Quando se trata da produção de alimentos — e, portanto, das cadeias do agronegócio — é impossível dissociar esses temas, mantendo apenas agricultores e pecuaristas sob a pressão de evitar desmatamento e adotar um novo modelo produtivo, mas sem considerar que, de outro lado, eles também são cobrados a aumentar a oferta de seus grãos, fibras e proteínas. A própria Organização Mundial da Saúde (OMS), ao lado do anfitrião Egito, liderou o lançamento da Iniciativa sobre Ação Climática e Nutrição (I- CAN), com a proposta de “integrar a entrega global de ações políticas de mitigação e adaptação às mudanças climáticas e nutrição e sistemas alimentares sustentáveis para apoiar resultados bidirecionais e mutuamente benéficos”, segundo noticiado pela Forbes.
- Iniciativas como essa podem ajudar a dar visibilidade a esforços e programas já executados em muitas propriedades rurais brasileiras. Embrapa, governos estaduais e grupos privados ligados ao agronegócio aproveitaram esse novo momento para mostrar que a bola da agricultura de baixo carbono já rola nos nossos campos. O Plano ABC+, por exemplo, é o mais ambicioso do mundo no que se refere à descarbonização das cadeias produtivas do agronegócio. E pode ser ainda mais promissor com o engajamento de investidores de impacto e de mecanismos oficiais de financiamento internacional.
- No terreno privado, há sinais contraditórios. Foi bastante ressaltado, por exemplo, o aumento da participação de empresas, seja do setor produtivo ou do financeiro, no encontro, demonstrando um interesse maior em participar dos processos de descarbonização. A questão, como afirmou Luciano Rodrigues, pesquisador do Observatório de Bioeconomia da FGV e diretor de Economia da União da Indústria de Cana-de-Açúcar e Bioenergia (Unica), é que o ritmo de implantação, por elas, de seus compromissos está aquém do ideal. “A pergunta que prevaleceu, especialmente no setor privado, foi como conseguir avançar na descarbonização diante de tantas incertezas”.
Esse fato foi quantificado por um relatório de 42 páginas lançado na COP 27. Segundo a pesquisa 2022 Edelman Trust Barometer, que ouviu 14 mil pessoas em 14 países, 64% dos entrevistados consideram que as empresas estão sendo medíocres em seus planos de descarbonização e metade não confia em CEOs e suas promessas climáticas.
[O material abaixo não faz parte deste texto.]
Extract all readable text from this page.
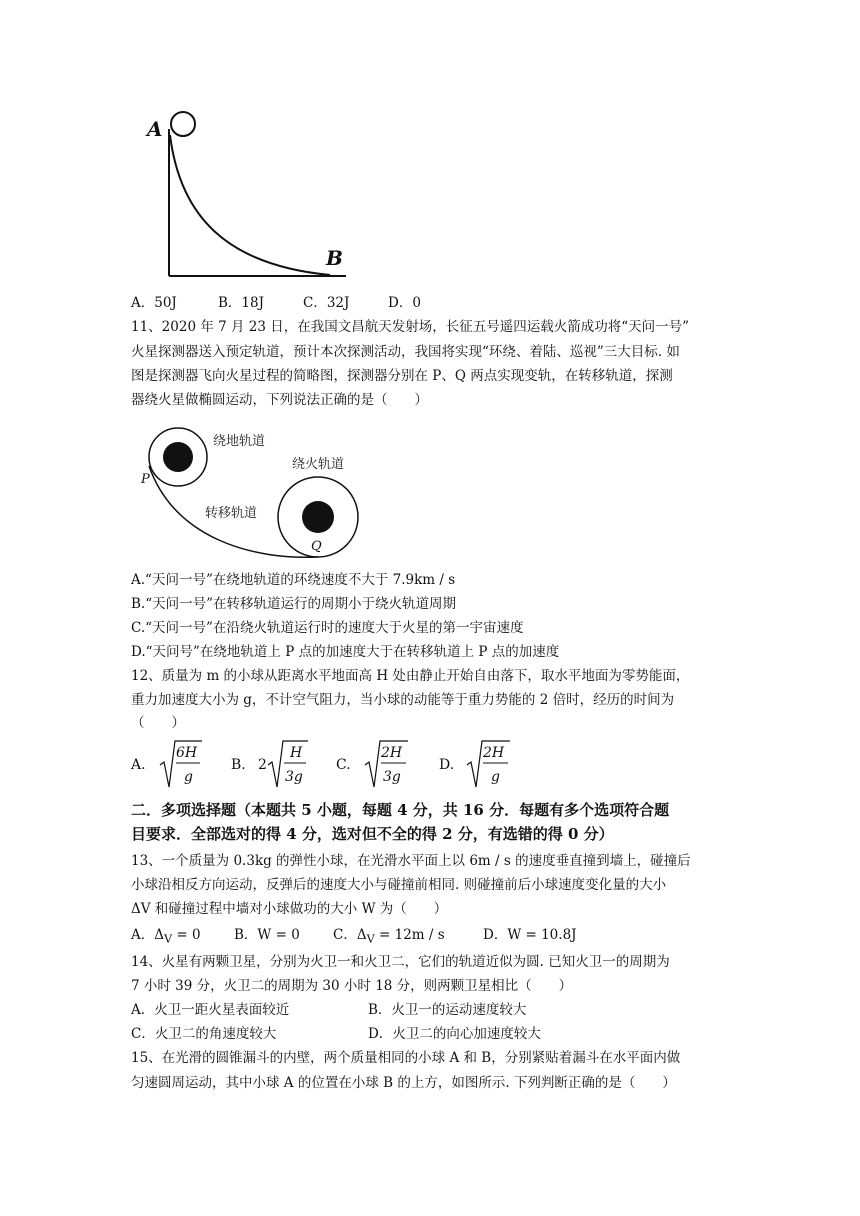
A
B
A．50J	B．18J	C．32J	D．0
11、2020 年 7 月 23 日，在我国文昌航天发射场，长征五号遥四运载火箭成功将“天问一号”
火星探测器送入预定轨道，预计本次探测活动，我国将实现“环绕、着陆、巡视”三大目标. 如
图是探测器飞向火星过程的简略图，探测器分别在 P、Q 两点实现变轨，在转移轨道，探测
器绕火星做椭圆运动，下列说法正确的是（　　）
绕地轨道
绕火轨道
转移轨道
P
Q
A.“天问一号”在绕地轨道的环绕速度不大于 7.9km / s
B.“天问一号”在转移轨道运行的周期小于绕火轨道周期
C.“天问一号”在沿绕火轨道运行时的速度大于火星的第一宇宙速度
D.“天问号”在绕地轨道上 P 点的加速度大于在转移轨道上 P 点的加速度
12、质量为 m 的小球从距离水平地面高 H 处由静止开始自由落下，取水平地面为零势能面，
重力加速度大小为 g，不计空气阻力，当小球的动能等于重力势能的 2 倍时，经历的时间为
（　　）
A.
6H
g
B. 2
H
3g
C.
2H
3g
D.
2H
g
二．多项选择题（本题共 5 小题，每题 4 分，共 16 分．每题有多个选项符合题
目要求．全部选对的得 4 分，选对但不全的得 2 分，有选错的得 0 分）
13、一个质量为 0.3kg 的弹性小球，在光滑水平面上以 6m / s 的速度垂直撞到墙上，碰撞后
小球沿相反方向运动，反弹后的速度大小与碰撞前相同. 则碰撞前后小球速度变化量的大小
ΔV 和碰撞过程中墙对小球做功的大小 W 为（　　）
A．$\Delta_V = 0$ B．W = 0 C．$\Delta_V = 12m / s$	D．W = 10.8J
14、火星有两颗卫星，分别为火卫一和火卫二，它们的轨道近似为圆. 已知火卫一的周期为
7 小时 39 分，火卫二的周期为 30 小时 18 分，则两颗卫星相比（　　）
A．火卫一距火星表面较近	B．火卫一的运动速度较大
C．火卫二的角速度较大	D．火卫二的向心加速度较大
15、在光滑的圆锥漏斗的内壁，两个质量相同的小球 A 和 B，分别紧贴着漏斗在水平面内做
匀速圆周运动，其中小球 A 的位置在小球 B 的上方，如图所示. 下列判断正确的是（　　）
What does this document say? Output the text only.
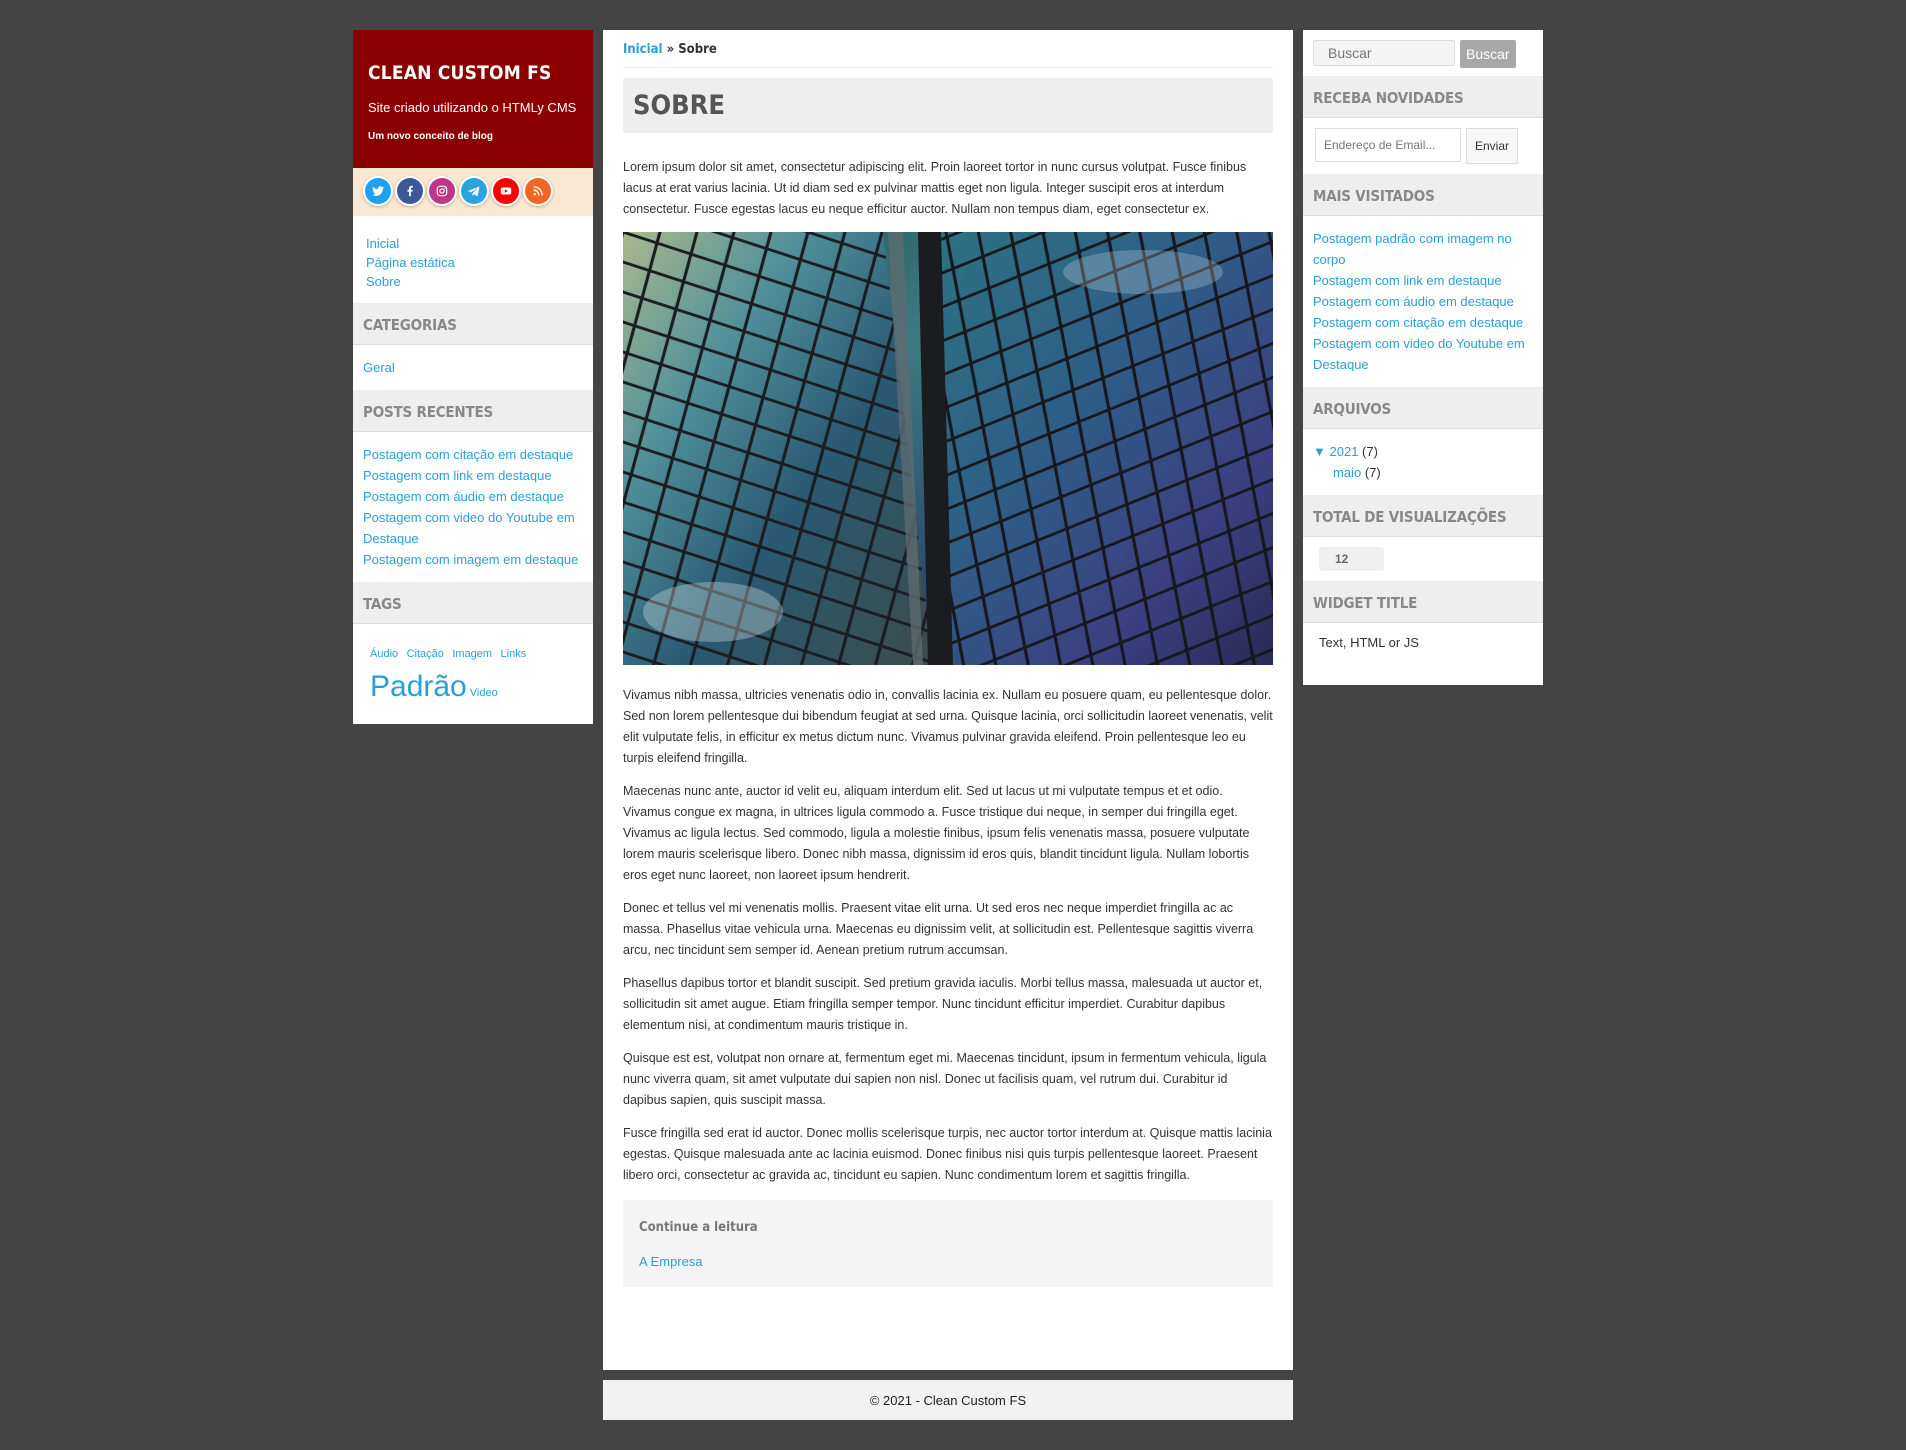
CLEAN CUSTOM FS
Site criado utilizando o HTMLy CMS
Um novo conceito de blog
Inicial
Página estática
Sobre
CATEGORIAS
Geral
POSTS RECENTES
Postagem com citação em destaque
Postagem com link em destaque
Postagem com áudio em destaque
Postagem com video do Youtube em Destaque
Postagem com imagem em destaque
TAGS
Áudio Citação Imagem Links
Padrão Video
Inicial » Sobre
SOBRE

Lorem ipsum dolor sit amet, consectetur adipiscing elit. Proin laoreet tortor in nunc cursus volutpat. Fusce finibus lacus at erat varius lacinia. Ut id diam sed ex pulvinar mattis eget non ligula. Integer suscipit eros at interdum consectetur. Fusce egestas lacus eu neque efficitur auctor. Nullam non tempus diam, eget consectetur ex.

Vivamus nibh massa, ultricies venenatis odio in, convallis lacinia ex. Nullam eu posuere quam, eu pellentesque dolor. Sed non lorem pellentesque dui bibendum feugiat at sed urna. Quisque lacinia, orci sollicitudin laoreet venenatis, velit elit vulputate felis, in efficitur ex metus dictum nunc. Vivamus pulvinar gravida eleifend. Proin pellentesque leo eu turpis eleifend fringilla.

Maecenas nunc ante, auctor id velit eu, aliquam interdum elit. Sed ut lacus ut mi vulputate tempus et et odio. Vivamus congue ex magna, in ultrices ligula commodo a. Fusce tristique dui neque, in semper dui fringilla eget. Vivamus ac ligula lectus. Sed commodo, ligula a molestie finibus, ipsum felis venenatis massa, posuere vulputate lorem mauris scelerisque libero. Donec nibh massa, dignissim id eros quis, blandit tincidunt ligula. Nullam lobortis eros eget nunc laoreet, non laoreet ipsum hendrerit.

Donec et tellus vel mi venenatis mollis. Praesent vitae elit urna. Ut sed eros nec neque imperdiet fringilla ac ac massa. Phasellus vitae vehicula urna. Maecenas eu dignissim velit, at sollicitudin est. Pellentesque sagittis viverra arcu, nec tincidunt sem semper id. Aenean pretium rutrum accumsan.

Phasellus dapibus tortor et blandit suscipit. Sed pretium gravida iaculis. Morbi tellus massa, malesuada ut auctor et, sollicitudin sit amet augue. Etiam fringilla semper tempor. Nunc tincidunt efficitur imperdiet. Curabitur dapibus elementum nisi, at condimentum mauris tristique in.

Quisque est est, volutpat non ornare at, fermentum eget mi. Maecenas tincidunt, ipsum in fermentum vehicula, ligula nunc viverra quam, sit amet vulputate dui sapien non nisl. Donec ut facilisis quam, vel rutrum dui. Curabitur id dapibus sapien, quis suscipit massa.

Fusce fringilla sed erat id auctor. Donec mollis scelerisque turpis, nec auctor tortor interdum at. Quisque mattis lacinia egestas. Quisque malesuada ante ac lacinia euismod. Donec finibus nisi quis turpis pellentesque laoreet. Praesent libero orci, consectetur ac gravida ac, tincidunt eu sapien. Nunc condimentum lorem et sagittis fringilla.

Continue a leitura
A Empresa
© 2021 - Clean Custom FS
Buscar
Buscar
RECEBA NOVIDADES
Endereço de Email...
Enviar
MAIS VISITADOS
Postagem padrão com imagem no corpo
Postagem com link em destaque
Postagem com áudio em destaque
Postagem com citação em destaque
Postagem com video do Youtube em Destaque
ARQUIVOS
▼ 2021 (7)
maio (7)
TOTAL DE VISUALIZAÇÕES
12
WIDGET TITLE
Text, HTML or JS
O mesmo estudo dá, segundo relatou o jornal Valor Econômico, “a receita a quem produziu planos net-zero sem saber bem como cortar emissões de gases-estufa e quer consertar o malfeito”.
Para muitas empresas, que assumiram compromissos que, ao invés de se basearem em inventários de emissões eram calcados em estratégias de relações públicas, os desafios da implementação são reais e complexos. Mais uma vez, jogar menos para a torcida e entender melhor exemplos práticos, como o Plano ABC+, pode indicar caminhos para se chegar ao gol.
Nesse sentido, a iniciativa privada brasileira também tem aumentado sua participação de forma efetiva. No Egito, a Suzano, por exemplo, liderou um movimento que transforma compromissos em ações. A companhia anunciou a formação da empresa Biomas, em parceria com Vale, Itaú, Marfrig, Rabobank e Santander, cuja missão será restaurar 4 milhões de hectares de matas nativas em 20 anos.
O tempo de jogo corre rápido e é preciso mudar o placar. É hora de jogar no ataque, para chegarmos na COP 28 com mais resultados para comemorar.
Aline Locks é engenheira ambiental, cofundadora e atual CEO da Produzindo Certo, solução que já apoiou a maneira como mais de 6 milhões de hectares de terras são gerenciados, através da integração de boas práticas produtivas, respeito às pessoas e aos recursos naturais. Liderou projetos com foco em inovação e tecnologia, como o ‘Conectar para Transformar’, um dos vencedores do Google Impact Challenge Brazil. Recentemente foi selecionada pela Época Negócios como um dos nomes inovadores pelo clima, é uma das 100 Mulheres Poderosas da revista Forbes e uma das líderes do agronegócio 2021/2022 pela revista Dinheiro Rural.